Гоголь записал начало повести: «Я иногда люблю сойти на минуту в сферу этой необыкновенно уединенной жизни, где ни одно желание не перелетает за частокол, окружающий небольшой дворик, за плетень сада, наполненного яблонями и сливами, за деревенские избы, его окружающие, пошатнувшиеся на сторону, осененные вербами, бузиной и грушами».
Ему вспомнились и те старички, которых он в детстве встречал по дороге в Обуховку, их уютный домик, их всегдашнее гостеприимство. Уют и тишина Васильевки, изобилие ее плодов рождали сожаление по этой неподвижной жизни, уходящей в прошлое, на смену которой вырастали кожевенные заводы, приходила погоня за деньгами, распад уединенных, милых его сердцу уголков старой, патриархальной Малороссии.
Незаметно прошло лето. Осень стояла теплая, прозрачная. Давно пора уже было ехать в Петербург, но Анета и Лиза захворали корью, и пришлось ожидать, пока болезнь не прошла. Наконец 29 сентября 1832 года Гоголь выехал с сестрами из Васильевки, сопровождаемый напутствиями матери и всех домашних.

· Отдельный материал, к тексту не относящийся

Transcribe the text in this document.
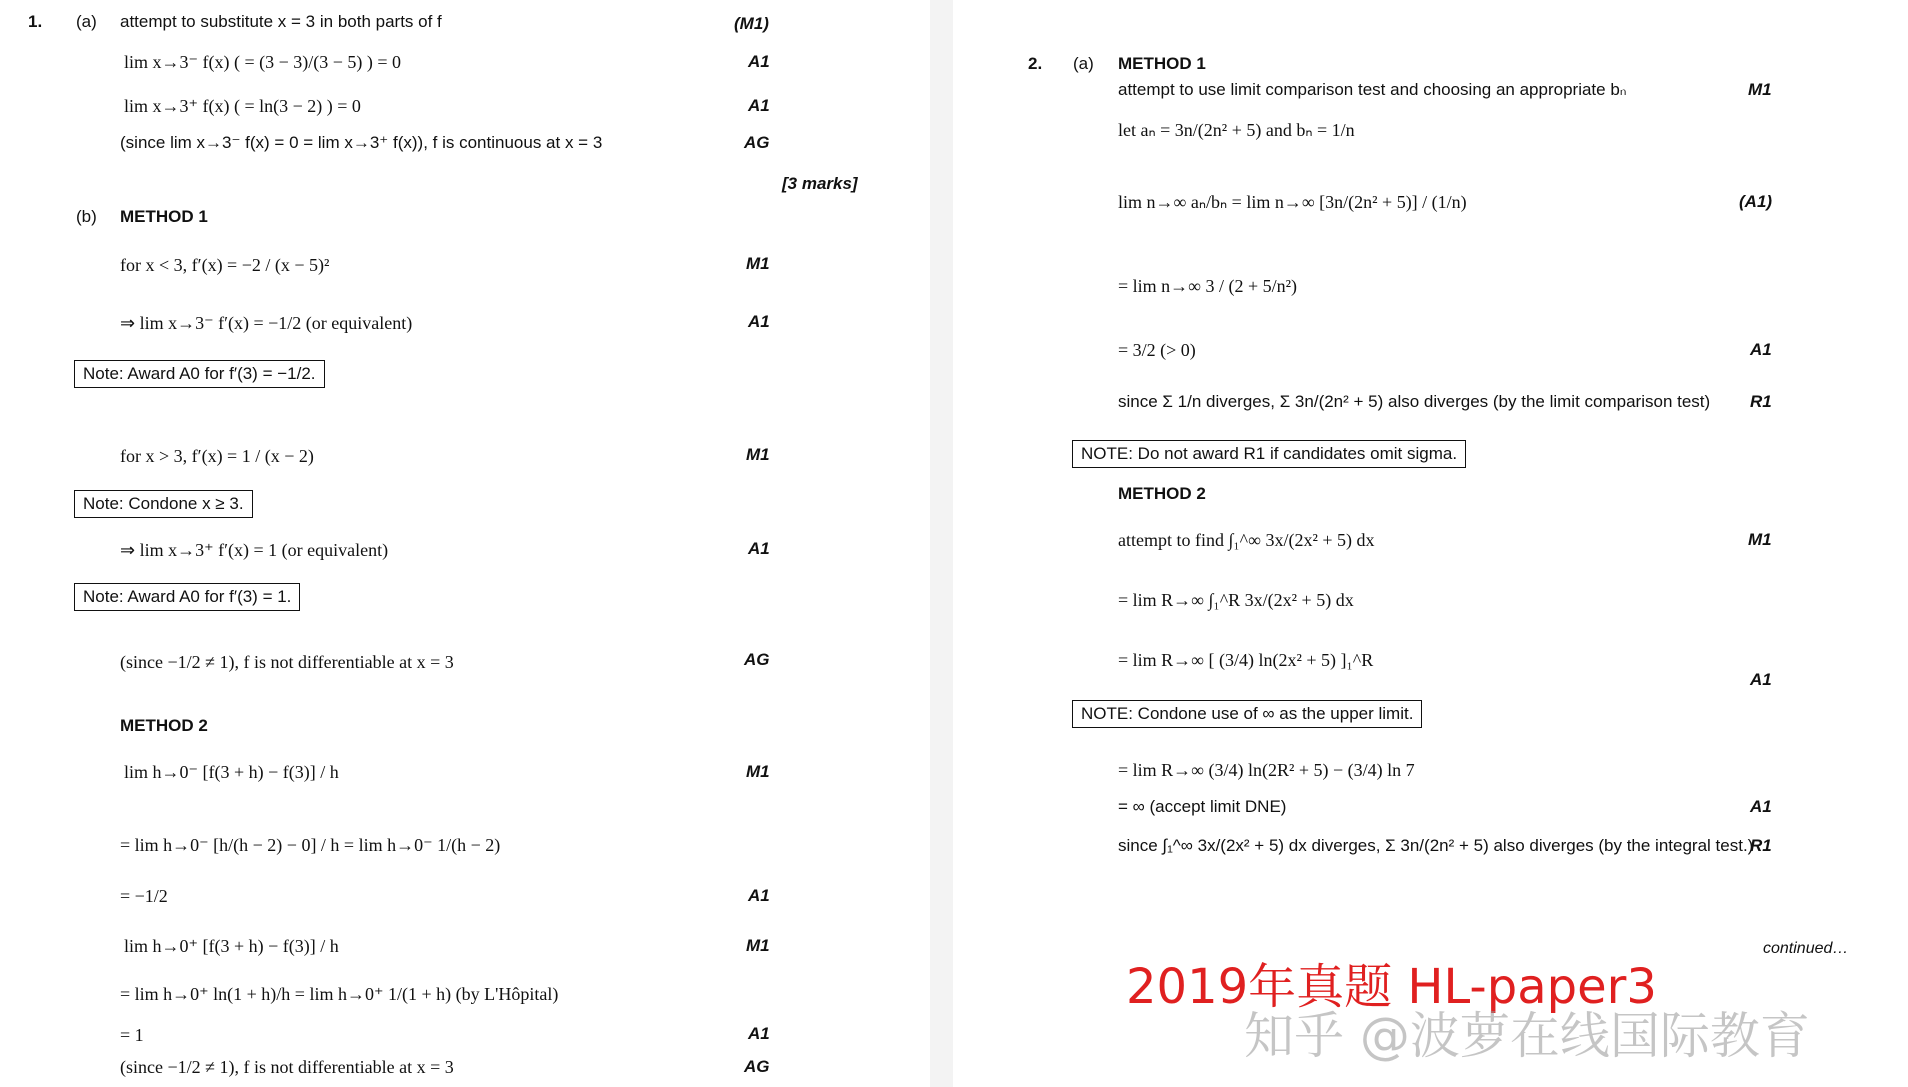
1. (a) attempt to substitute x = 3 in both parts of f
lim x→3⁻ f(x) ( = (3 − 3)/(3 − 5) ) = 0
lim x→3⁺ f(x) ( = ln(3 − 2) ) = 0
(since lim x→3⁻ f(x) = 0 = lim x→3⁺ f(x)), f is continuous at x = 3
[3 marks]
(b) METHOD 1
for x < 3, f′(x) = −2 / (x − 5)²
⇒ lim x→3⁻ f′(x) = −1/2 (or equivalent)
Note: Award A0 for f′(3) = −1/2.
for x > 3, f′(x) = 1 / (x − 2)
Note: Condone x ≥ 3.
⇒ lim x→3⁺ f′(x) = 1 (or equivalent)
Note: Award A0 for f′(3) = 1.
(since −1/2 ≠ 1), f is not differentiable at x = 3
METHOD 2
lim h→0⁻ [f(3 + h) − f(3)] / h
= lim h→0⁻ [h/(h − 2) − 0] / h = lim h→0⁻ 1/(h − 2)
= −1/2
lim h→0⁺ [f(3 + h) − f(3)] / h
= lim h→0⁺ ln(1 + h)/h = lim h→0⁺ 1/(1 + h) (by L'Hôpital)
= 1
(since −1/2 ≠ 1), f is not differentiable at x = 3
(M1)
A1
A1
AG
M1
A1
M1
A1
AG
M1
A1
M1
A1
AG
2. (a) METHOD 1
attempt to use limit comparison test and choosing an appropriate bₙ
let aₙ = 3n/(2n² + 5) and bₙ = 1/n
lim n→∞ aₙ/bₙ = lim n→∞ [3n/(2n² + 5)] / (1/n)
= lim n→∞ 3 / (2 + 5/n²)
= 3/2 (> 0)
since Σ 1/n diverges, Σ 3n/(2n² + 5) also diverges (by the limit comparison test)
NOTE: Do not award R1 if candidates omit sigma.
METHOD 2
attempt to find ∫₁^∞ 3x/(2x² + 5) dx
= lim R→∞ ∫₁^R 3x/(2x² + 5) dx
= lim R→∞ [ (3/4) ln(2x² + 5) ]₁^R
NOTE: Condone use of ∞ as the upper limit.
= lim R→∞ (3/4) ln(2R² + 5) − (3/4) ln 7
= ∞ (accept limit DNE)
since ∫₁^∞ 3x/(2x² + 5) dx diverges, Σ 3n/(2n² + 5) also diverges (by the integral test.)
M1
(A1)
A1
R1
M1
A1
A1
R1
continued…
2019年真题 HL-paper3
知乎 @波萝在线国际教育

По дороге пришлось на целую неделю застрять в грязном и унылом Курске: сломался экипаж. Почтовые станции, станционные смотрители, ямщики — все это без конца сменялось на протяжении долгого пути. Лиза и Анета капризничали, не привыкнув к дорожной жизни; экипаж не раз приходилось снова чинить, и только через месяц Гоголь добрался до столицы.
По приезде сразу же начались хлопоты по устройству сестриц. Необходимо было приступить и к чтению лекций. Все это отнимало много времени и сил.
Наконец сестры устроены. Жизнь вошла в свою колею. Гоголь снова засел за работу. Он писал книгу «Миргород» под свежим впечатлением от встречи с Украиной.
МЕЧТЫ И ДУМЫ
С возвращением в Петербург наступила пора усиленного труда, напряженной каждодневной работы, продолжавшейся нередко за полночь. Гоголь теперь уже не получал вознаграждения в Патриотическом институте — его жалованье удерживалось за воспитание сестер. Мать совершенно запуталась в своих хозяйственных делах: «фабрикант», который должен был наладить кожевенную фабрику, оказался не только пьяницей, но и жуликом. Он пропил все, что было возможно, и сбежал, бросив на произвол судьбы недооборудованное предприятие. Мария Ивановна очутилась в неоплатных долгах, пришлось спешно перезакладывать имение, и Гоголь вынужден был урывать скудные гроши, чтобы помочь семье.